Looking ahead to the pay decisions due over the summer, where might – and where should – scarce resources be targeted? The challenge for policymakers is that there are multiple, conflicting forces at play.
On the one hand, in a high-inflation environment, with growing concerns about living standards and fuel poverty, the government might be tempted to offer bigger pay increases to the lower-paid workers in the public sector. These workers – some of whom will be on the national living wage – are likely to face a higher rate of inflation than their higher-paid counterparts and are likely to be the ones struggling most with the cost of living. There are obvious political risks associated with NHS workers, in particular, experiencing a big hit to their living standards following the pandemic. Higher pay awards would help these workers and their families weather the difficult economic times ahead. Focusing pay awards at the bottom end of the distribution would be a continuation of the policy precedent set since 2010.
But this is precisely the difficulty. That precedent means that more experienced and more senior public sector workers have already seen bigger pay cuts since 2010. Continuing on that path would further compress the distribution of pay within the public sector. This could create problems with retention of the experienced workers crucial to service delivery, and could lead to a situation where individuals are reluctant to take on additional training or management responsibilities because the financial returns for doing so are so meagre.
In the NHS, that might mean doctors deciding that the extra pay for becoming a consultant is not enough to compensate for the extra administrative burden – perhaps making a career as a specialty (or SAS) doctor with fewer non-clinical responsibilities more attractive. In schools, if a step-up in responsibility brings only a modest pay rise, some teachers may be less keen to go for a promotion. Similar stories could be told for the police, the civil service and local government. Private sector firms have raised similar concerns, after having compressed pay scales in response to increases in the national living wage.

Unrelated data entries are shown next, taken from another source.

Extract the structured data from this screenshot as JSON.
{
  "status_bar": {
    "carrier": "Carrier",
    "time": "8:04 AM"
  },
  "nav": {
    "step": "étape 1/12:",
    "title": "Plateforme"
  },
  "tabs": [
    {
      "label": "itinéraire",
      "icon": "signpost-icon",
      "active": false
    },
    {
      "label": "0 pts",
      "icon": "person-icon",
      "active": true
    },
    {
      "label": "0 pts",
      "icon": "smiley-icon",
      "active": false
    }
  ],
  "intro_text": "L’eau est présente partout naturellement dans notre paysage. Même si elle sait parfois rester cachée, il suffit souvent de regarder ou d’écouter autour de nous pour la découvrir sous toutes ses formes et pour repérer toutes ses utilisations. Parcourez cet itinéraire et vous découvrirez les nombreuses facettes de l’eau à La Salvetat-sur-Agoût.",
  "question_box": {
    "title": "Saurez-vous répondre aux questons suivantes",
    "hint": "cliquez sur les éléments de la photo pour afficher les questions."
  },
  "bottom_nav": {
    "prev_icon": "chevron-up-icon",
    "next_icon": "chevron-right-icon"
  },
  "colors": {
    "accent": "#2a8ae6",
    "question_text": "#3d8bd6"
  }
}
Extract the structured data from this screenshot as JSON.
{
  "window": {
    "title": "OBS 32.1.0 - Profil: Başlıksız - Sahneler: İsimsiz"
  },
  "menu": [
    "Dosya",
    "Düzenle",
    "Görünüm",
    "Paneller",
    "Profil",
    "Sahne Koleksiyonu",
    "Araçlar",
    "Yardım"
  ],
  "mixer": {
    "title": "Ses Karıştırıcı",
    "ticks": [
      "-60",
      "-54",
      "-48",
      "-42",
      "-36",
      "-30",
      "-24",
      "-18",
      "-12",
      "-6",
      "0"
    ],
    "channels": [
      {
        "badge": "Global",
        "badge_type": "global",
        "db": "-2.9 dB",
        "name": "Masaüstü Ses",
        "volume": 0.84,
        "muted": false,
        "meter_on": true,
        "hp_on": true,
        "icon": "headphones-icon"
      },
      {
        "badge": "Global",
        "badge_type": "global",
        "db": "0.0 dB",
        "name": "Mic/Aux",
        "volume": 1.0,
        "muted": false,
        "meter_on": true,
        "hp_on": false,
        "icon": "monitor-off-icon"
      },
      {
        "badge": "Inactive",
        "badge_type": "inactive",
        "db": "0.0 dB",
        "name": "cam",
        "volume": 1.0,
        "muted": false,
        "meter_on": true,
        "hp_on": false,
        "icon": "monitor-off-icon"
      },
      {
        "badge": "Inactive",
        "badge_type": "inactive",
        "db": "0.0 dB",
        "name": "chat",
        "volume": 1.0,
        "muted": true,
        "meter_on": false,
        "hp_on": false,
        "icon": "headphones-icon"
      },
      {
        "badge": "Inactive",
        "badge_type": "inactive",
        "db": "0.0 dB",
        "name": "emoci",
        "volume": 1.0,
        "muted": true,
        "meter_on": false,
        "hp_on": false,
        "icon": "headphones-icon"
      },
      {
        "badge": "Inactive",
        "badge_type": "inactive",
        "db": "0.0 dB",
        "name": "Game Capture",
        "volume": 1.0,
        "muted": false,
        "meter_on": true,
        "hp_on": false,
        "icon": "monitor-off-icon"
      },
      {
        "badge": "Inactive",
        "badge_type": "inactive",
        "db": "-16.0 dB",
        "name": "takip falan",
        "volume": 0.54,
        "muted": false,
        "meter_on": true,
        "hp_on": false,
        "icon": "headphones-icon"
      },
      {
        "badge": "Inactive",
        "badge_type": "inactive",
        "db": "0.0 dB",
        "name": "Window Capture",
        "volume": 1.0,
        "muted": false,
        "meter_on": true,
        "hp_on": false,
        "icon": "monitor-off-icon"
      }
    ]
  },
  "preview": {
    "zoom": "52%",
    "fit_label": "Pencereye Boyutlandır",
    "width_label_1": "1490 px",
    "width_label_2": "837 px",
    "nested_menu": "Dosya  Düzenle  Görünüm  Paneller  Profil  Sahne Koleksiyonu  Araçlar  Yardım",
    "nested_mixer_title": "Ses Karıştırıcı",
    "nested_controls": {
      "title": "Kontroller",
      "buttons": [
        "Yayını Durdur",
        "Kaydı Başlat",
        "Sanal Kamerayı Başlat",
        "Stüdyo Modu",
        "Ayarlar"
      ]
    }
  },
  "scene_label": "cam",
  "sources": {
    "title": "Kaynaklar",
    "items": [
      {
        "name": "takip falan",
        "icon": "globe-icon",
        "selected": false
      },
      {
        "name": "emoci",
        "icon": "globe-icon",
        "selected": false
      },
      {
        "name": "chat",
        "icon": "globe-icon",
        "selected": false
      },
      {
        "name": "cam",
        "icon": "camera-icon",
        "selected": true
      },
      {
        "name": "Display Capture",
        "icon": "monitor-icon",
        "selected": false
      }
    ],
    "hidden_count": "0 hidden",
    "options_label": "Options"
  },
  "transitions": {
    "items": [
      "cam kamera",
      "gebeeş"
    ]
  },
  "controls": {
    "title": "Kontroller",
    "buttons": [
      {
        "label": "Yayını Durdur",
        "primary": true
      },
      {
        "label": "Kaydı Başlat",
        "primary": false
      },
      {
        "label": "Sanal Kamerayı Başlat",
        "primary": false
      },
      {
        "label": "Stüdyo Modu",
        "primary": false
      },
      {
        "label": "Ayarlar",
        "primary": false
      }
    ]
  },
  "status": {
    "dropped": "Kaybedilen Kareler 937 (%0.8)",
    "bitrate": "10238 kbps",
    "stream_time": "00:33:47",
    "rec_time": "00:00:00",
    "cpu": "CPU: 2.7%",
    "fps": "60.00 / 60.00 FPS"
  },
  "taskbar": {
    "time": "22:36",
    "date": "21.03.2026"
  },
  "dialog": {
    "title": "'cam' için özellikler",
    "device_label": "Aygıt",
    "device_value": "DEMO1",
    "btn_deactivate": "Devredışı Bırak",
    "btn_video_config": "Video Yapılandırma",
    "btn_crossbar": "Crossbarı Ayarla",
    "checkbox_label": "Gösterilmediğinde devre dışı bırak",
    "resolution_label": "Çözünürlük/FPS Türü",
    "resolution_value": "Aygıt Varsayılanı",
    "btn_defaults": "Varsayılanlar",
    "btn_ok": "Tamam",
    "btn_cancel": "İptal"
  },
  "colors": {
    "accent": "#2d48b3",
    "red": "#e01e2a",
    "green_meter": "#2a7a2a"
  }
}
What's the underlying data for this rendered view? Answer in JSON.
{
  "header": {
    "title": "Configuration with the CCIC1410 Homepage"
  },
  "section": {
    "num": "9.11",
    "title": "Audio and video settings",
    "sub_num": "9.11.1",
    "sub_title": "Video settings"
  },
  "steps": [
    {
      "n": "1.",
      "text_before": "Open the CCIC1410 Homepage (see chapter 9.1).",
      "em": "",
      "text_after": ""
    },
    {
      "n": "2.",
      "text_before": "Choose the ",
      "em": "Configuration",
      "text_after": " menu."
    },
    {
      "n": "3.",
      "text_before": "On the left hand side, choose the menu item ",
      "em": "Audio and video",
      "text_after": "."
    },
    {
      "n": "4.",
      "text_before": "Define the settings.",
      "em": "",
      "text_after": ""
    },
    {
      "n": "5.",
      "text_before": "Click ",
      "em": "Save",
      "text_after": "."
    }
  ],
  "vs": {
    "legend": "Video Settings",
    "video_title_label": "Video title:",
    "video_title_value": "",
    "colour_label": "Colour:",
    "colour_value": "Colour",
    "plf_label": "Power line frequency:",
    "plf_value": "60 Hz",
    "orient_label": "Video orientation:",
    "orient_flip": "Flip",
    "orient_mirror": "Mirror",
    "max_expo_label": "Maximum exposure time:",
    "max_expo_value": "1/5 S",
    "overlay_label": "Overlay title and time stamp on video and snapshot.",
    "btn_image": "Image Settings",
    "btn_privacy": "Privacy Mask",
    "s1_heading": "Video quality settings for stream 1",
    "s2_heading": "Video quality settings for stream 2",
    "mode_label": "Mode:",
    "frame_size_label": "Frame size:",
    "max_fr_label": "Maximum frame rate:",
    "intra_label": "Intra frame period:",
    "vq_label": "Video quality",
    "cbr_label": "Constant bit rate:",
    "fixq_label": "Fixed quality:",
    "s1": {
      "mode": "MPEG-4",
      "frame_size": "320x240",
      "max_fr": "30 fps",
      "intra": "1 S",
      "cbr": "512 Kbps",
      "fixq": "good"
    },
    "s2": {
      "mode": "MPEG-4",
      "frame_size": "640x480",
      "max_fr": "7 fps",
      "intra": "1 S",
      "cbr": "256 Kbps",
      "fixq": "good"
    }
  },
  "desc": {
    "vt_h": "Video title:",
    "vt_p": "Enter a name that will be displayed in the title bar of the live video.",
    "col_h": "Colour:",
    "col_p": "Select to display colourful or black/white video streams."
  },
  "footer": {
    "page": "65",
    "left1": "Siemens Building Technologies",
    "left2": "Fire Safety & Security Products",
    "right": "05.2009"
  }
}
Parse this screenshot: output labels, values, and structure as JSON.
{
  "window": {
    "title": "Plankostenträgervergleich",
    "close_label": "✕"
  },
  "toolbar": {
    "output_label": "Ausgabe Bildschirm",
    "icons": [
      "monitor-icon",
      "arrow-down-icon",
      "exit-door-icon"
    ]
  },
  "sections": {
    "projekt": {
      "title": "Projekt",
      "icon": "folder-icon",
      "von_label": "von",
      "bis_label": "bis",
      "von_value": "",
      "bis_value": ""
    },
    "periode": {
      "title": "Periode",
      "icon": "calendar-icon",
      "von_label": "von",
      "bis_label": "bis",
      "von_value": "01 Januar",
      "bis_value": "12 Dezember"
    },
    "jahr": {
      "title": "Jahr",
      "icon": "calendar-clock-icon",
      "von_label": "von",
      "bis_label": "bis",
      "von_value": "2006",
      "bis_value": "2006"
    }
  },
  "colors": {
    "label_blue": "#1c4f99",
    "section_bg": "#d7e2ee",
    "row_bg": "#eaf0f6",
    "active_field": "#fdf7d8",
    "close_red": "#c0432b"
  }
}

In addition, it is far from obvious that public sector pay is the right tool to address the problem at hand. If the government wishes to provide support to low-income households suffering economic hardship, there are plenty of better-targeted policy levers available – not least through universal credit – which would apply across both public and private sectors.
We might instead think that reward systems in the public sector ought to be focused on recruitment, retention and morale, in order to ensure the most effective delivery of public services. Following this reasoning might lead one to conclude that pay awards would be best targeted at the areas struggling most with retention, or at the roles that have suffered the greatest pay cuts since 2010 (which may not be those at the lower end of the pay scale). At the least, it might suggest offering a flat pay award in order to avoid narrowing pay differentials any further. The trade-off is that pay awards would be less targeted at the low-paid, who are in most need of financial support in the current climate – though, again, this is a problem better addressed through the benefits system.
No easy options
There is no easy way to square this circle in a world of high inflation and squeezed departmental budgets. The eight pay review bodies, which cover around 45% of all public sector workers, will consider these issues in their reports and recommendations, to be published over the summer and autumn. They may well recommend that pay awards be focused on the low-paid, on cost of living grounds. That would be understandable, but not necessarily the right policy choice: public sector pay is an extremely blunt tool with which to tackle the cost of living crisis. Better-targeted levers are available. And, another round of pay compression would not be risk free – especially if pay in the private sector gallops ahead over the coming months and years. Delivering on the levelling up agenda, making up for lost learning during the pandemic and clearing the NHS elective backlog will require the best efforts of millions of skilled public sector workers. Getting public sector pay deals right is a key part of attracting, retaining and motivating them.